Jesse Harrison Interview

Meet Jesse Harrison, co-owner of Phoenix Freerunning Academy in Livonia, Michigan, and APK’s newest Sponsored Athlete. We sat down with Jesse and asked him a few of questions to help you get to know him better.

When did you start training?

I have doing some form of parkour my entire life but I started training in 2010 when I was a junior in high school, so it’s been 9 years (and I’ve been seriously training for the past 7 years).

What is the most noticeable change in your life that parkour has made?

It is hard to pinpoint one thing that has changed in my life because of parkour. Most of my life revolves around parkour so it has changed many aspects. The most important change parkour has made in my life is giving me a sense of purpose. When I am moving I feel like I am meant to be moving. The love I have for moving my body is great and parkour gave me the tools I needed to express that: the body control it creates feels almost super-human.  Also, parkour changes the way you see the world.

What was your favorite jam or event ever?

I love every Michigan Jam I have been to. I love my community and I love the spots Michigan has to offer. Michigan has one of the greatest spots in the world: the Flint Grand Fountain (Riverbank Park). My favorite single event has to be the very first Beast Coast jam I went to. The road trip to Beast Coast with my dearest friends and teammates was a blast and the event was UNREAL! The whole course of my training was changed by that jam and the people I met there.

Who is someone (in or out of parkour) who inspires you?

There are a lot of people in the community that inspire me or have inspired me in the past, but if I have to narrow it down, it would have to be:

Anthony Rembisz from The Flok is one of the most underrated athletes at the moment and he inspires me. He doesn’t inspire me because of the BA stuff he does, he just has an incredible work ethic for training. He always inspires me to train a little longer, go a little bigger and I wouldn’t be the athlete I am today without him.

Mich Todorovich had a huge impact on the course of my training. It started when I trained with him at Beast Coast: he saw something in me that I hadn’t seen in myself as an athlete and he inspired me to compete at NAPC. I still dream about making it on the podium at NAPC and it is all thanks to him. I don’t think he even realizes how much what he said to me that day would inspire me. I hope to inspire someone in that way one day!

Daniel Ilabaca lit a fire under me in my first years of training and I still strive to move with his grace and confidence.

Endijs Miscenko is my favorite athlete to watch and he embodies the type of parkour skill I want to achieve.

Then there is Travis Graves: when I saw him training with Levi at one of the first Michigan jams I was in awe. That whole following year I tried to do as many of the challenges that I saw him do at the jam. That was a great year of training and it felt so amazing whenever I hit one of his challenges.

And last but not least, my friends on The Flok: they are all so talented and I am constantly humbled by training with them. I can’t wait to see what they are going to do in 2019!

What would you say to someone just starting out who struggles with either being overweight or just not having a lot of energy?

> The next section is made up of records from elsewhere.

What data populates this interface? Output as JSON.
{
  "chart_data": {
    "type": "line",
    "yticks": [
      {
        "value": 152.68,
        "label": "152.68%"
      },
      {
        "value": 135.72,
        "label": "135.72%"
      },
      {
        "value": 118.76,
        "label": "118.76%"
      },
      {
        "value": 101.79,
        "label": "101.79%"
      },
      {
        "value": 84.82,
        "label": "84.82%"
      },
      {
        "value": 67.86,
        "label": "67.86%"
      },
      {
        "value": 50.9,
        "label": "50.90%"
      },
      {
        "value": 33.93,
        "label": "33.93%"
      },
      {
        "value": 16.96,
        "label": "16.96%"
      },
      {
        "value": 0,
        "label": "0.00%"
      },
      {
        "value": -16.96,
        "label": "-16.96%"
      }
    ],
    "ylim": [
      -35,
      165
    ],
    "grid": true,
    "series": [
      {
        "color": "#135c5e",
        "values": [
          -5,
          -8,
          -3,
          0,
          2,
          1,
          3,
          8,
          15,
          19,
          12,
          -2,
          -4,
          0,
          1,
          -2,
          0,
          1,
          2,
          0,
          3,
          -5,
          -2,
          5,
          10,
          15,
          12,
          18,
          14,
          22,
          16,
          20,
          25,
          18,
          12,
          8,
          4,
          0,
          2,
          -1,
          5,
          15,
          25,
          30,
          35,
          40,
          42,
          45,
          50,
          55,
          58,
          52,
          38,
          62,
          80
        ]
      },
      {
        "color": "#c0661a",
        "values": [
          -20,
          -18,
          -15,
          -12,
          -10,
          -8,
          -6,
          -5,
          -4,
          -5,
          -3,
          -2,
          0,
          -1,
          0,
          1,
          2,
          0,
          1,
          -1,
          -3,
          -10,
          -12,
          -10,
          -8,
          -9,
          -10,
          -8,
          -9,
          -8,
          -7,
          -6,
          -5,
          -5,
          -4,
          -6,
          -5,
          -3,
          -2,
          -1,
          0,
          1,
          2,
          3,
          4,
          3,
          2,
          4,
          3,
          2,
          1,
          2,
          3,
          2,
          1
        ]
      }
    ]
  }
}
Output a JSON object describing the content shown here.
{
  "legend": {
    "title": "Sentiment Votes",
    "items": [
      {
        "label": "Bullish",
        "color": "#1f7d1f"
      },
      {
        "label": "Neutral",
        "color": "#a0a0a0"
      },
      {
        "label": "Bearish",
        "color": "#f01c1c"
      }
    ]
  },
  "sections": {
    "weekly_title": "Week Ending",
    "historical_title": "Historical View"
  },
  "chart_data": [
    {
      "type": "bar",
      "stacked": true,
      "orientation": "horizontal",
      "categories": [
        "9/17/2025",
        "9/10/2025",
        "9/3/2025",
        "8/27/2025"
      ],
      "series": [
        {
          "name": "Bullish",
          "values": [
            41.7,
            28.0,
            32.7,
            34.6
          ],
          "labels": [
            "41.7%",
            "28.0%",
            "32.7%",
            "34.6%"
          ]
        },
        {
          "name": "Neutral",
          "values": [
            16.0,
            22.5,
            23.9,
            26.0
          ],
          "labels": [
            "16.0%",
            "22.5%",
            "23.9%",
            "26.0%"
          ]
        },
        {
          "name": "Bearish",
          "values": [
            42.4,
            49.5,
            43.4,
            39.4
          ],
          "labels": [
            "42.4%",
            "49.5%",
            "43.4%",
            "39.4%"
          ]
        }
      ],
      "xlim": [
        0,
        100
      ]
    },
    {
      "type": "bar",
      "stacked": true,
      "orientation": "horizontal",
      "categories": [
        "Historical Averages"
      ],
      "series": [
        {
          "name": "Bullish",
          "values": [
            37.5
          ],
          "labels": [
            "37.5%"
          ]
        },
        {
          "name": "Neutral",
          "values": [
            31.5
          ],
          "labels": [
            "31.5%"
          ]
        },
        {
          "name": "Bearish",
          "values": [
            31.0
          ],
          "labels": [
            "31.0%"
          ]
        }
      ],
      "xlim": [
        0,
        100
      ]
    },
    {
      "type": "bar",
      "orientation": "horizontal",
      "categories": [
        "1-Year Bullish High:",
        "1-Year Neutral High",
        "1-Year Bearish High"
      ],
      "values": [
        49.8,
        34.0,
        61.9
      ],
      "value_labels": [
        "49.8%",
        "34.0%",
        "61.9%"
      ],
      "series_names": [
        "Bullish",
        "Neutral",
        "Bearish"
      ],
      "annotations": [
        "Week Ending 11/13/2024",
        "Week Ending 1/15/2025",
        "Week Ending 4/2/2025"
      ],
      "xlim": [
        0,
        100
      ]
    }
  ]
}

As one of the owners of Phoenix Freerunning Academy I run into people all the time who say “I’m not in shape enough to do parkour.” I always explain to them that you don’t need to get in shape to do parkour, doing parkour will get you into shape! I also explain that when I first started I didn’t have the ability or experience to do all of the things I can do today. My skills have been developing over the last nine years. I started by training foundational parkour skills that ANYONE can learn! Over time my skills slowly but surely developed into what they are today. The next thing I explain is that everyone progresses at a different rate: the worst thing you can do for yourself in parkour is compare yourself to everyone around you. There are skills that have taken me months or years to develop that some people pick up in a day and that is okay! Everyone has a different path to travel in order to get to where they want to be in parkour, find enjoyment in the journey not the just the end result!

Sport, Discipline, or Art?

All of the above. Over the years I have gone through different phases of training. In my earlier years of training I trained it as more of an art and now I train it as more of a sport. Discipline being a part of the art and sport of parkour. I don’t think we should put parkour in a box by defining with one of those words.

Do you have any special workout routine to prepare your body for the amazing things you do?

If I know I am going to be competing, I try to lift every other day and train parkour two days per week. If I am not getting ready for competition, I train three times per week with one of those times being an intense session. I also warm up a bunch before training. We have a saying in Michigan that you have to warm up a minute for every year of your age. It gets harder every year 🙂

Favorite place you’ve ever trained?

Technically the best place I have trained at is the Grand Fountain in Flint, MI. However, the bio-med building in downtown Ann Arbor is one of my favorite places to train.

What do you hope to add to the community?

I hope to add size to the community especially in Michigan. We have some of the best spots including the Grand Fountain in Flint and I want to put Michigan on the parkour map! I also want to get people outside of the community to understand how safe it is to train and to make parkour more accessible and inviting to them.